By Cathy Spaulding
Phoenix Staff Writer
July 23, 2008 12:13 am
—
A laser beam burns glaring white against a plastic plate and the Nintendo character Yoshi takes shape.
Yoshi’s creation comes not from hands guiding the beam but a programmed computer copying an image on a monitor.
This is how students learn laser lithography at the METS Skills on Wheels Mobile Lab sponsored by Ponca City’s Pioneer Technology Center. METS stands for Manufacturing Education Training System.
The Pioneer center has parked a tractor-trailer containing the mobile lab on the Indian Capital Technology Center parking lot to show students and the public the importance of math and science in the workplace. Pioneer and Indian Capital are part of Oklahoma’s Career Tech System. The public can tour the lab this afternoon after students use it, said Johnnie Wardwell, curriculum specialist with Indian Capital.

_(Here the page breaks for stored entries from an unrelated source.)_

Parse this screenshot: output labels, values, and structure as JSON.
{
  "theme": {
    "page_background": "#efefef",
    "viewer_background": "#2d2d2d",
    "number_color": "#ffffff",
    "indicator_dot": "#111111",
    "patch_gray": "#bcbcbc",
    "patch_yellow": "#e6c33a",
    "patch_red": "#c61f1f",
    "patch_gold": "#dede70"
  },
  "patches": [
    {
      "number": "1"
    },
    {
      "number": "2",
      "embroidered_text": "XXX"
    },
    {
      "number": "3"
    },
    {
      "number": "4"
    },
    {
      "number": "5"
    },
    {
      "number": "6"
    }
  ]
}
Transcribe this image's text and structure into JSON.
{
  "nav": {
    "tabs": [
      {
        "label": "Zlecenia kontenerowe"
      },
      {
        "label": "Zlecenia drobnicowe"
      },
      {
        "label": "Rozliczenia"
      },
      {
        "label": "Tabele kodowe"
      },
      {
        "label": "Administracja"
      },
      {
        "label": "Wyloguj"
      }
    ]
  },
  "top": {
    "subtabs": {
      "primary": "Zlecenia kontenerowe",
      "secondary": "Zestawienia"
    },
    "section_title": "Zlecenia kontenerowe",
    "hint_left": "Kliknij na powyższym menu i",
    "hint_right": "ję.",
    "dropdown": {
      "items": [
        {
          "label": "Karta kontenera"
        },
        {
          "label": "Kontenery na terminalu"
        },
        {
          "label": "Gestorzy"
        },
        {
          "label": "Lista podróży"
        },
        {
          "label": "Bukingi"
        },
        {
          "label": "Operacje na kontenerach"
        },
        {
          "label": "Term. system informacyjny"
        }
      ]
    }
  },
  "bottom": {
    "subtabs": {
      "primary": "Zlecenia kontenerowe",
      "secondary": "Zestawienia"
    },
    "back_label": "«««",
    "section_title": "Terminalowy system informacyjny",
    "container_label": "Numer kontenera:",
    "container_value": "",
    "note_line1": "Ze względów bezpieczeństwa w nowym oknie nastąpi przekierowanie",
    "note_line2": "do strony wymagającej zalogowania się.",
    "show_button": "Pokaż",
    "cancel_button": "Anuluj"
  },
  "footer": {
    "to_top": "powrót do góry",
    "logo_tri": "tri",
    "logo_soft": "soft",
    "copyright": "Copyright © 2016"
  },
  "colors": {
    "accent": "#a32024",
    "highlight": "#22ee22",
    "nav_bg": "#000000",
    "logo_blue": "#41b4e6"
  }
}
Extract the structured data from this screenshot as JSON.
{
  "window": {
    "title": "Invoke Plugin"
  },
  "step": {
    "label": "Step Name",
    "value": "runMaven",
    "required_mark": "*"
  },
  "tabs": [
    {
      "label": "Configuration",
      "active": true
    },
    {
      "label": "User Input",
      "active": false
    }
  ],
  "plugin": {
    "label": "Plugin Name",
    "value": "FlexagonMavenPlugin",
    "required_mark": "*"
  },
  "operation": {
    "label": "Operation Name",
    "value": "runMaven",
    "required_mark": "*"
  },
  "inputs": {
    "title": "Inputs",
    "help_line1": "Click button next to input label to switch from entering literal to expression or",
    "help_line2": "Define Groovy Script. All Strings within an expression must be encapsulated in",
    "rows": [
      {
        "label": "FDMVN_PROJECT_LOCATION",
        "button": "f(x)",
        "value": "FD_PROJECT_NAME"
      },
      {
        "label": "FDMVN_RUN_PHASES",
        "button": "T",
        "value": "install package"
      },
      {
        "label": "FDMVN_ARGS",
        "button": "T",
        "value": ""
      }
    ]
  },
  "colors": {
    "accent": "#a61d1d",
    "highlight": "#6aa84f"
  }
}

Students taking part in Indian Capital’s Manufacturing Exploration and Experience (ME-2) camp used computers to make three-dimensional objects or etch images onto plastic or other surfaces. They said they were challenged by the programs.
“It’s hard, but it’s fun,” said Muskogee High School sophomore Erik Johnson, who was designing a computer image paying tribute to a favorite basketball player, Cleveland Cavalier LeBron James. He and the other ME-2 students were designing images to be etched, like Yoshi, with the lab’s 25-watt laser etcher.
Checotah ninth-grader Noah Kaulay said he found the whole process interesting.
“It’s easy to learn, but very sophisticated,” he said.
Students agreed they needed to know math to operate the laser etcher.
“You have to know how to find X, Y and Z,” Erik said.
That’s algebra, a basic component of G-Code, the code used to position the tool, said Pioneer Tech industrial training coordinator Laurence Beliel, who was teaching the METS class.
“You have to know that to tell the machine how fast to go, how deep to cut, how large to draw,” Beliel said. “You’re using coordinates.”
Beliel said whole METS lab concept began with his son’s third-grade homework. He said his son was learning basic components of geometry and trigonometry and he asked “the question everybody asked: ‘Why do I have to learn this?’”
The mobile skills lab was created to help young people understand the value of math and science in the workplace, a Pioneer Technology Center Web site said. The lab features 10 computer workstations with three-dimensional computer assisted design software and a computer numerical control mill, which makes those designs a reality.
The mill uses “material that looks like a weed-eater string inside the machine, then uses a high-temperature extrusion needle to cut it into beads,” Beliel said.
The beads are then layered, bead-by-bead to form the ball or dragon or whatever else was designed, he said.
The ME-2 students are participating in a week-long camp at Indian Capital. Schools include Checotah, Muskogee, Hilldale, Warner, St. Joseph and Braggs.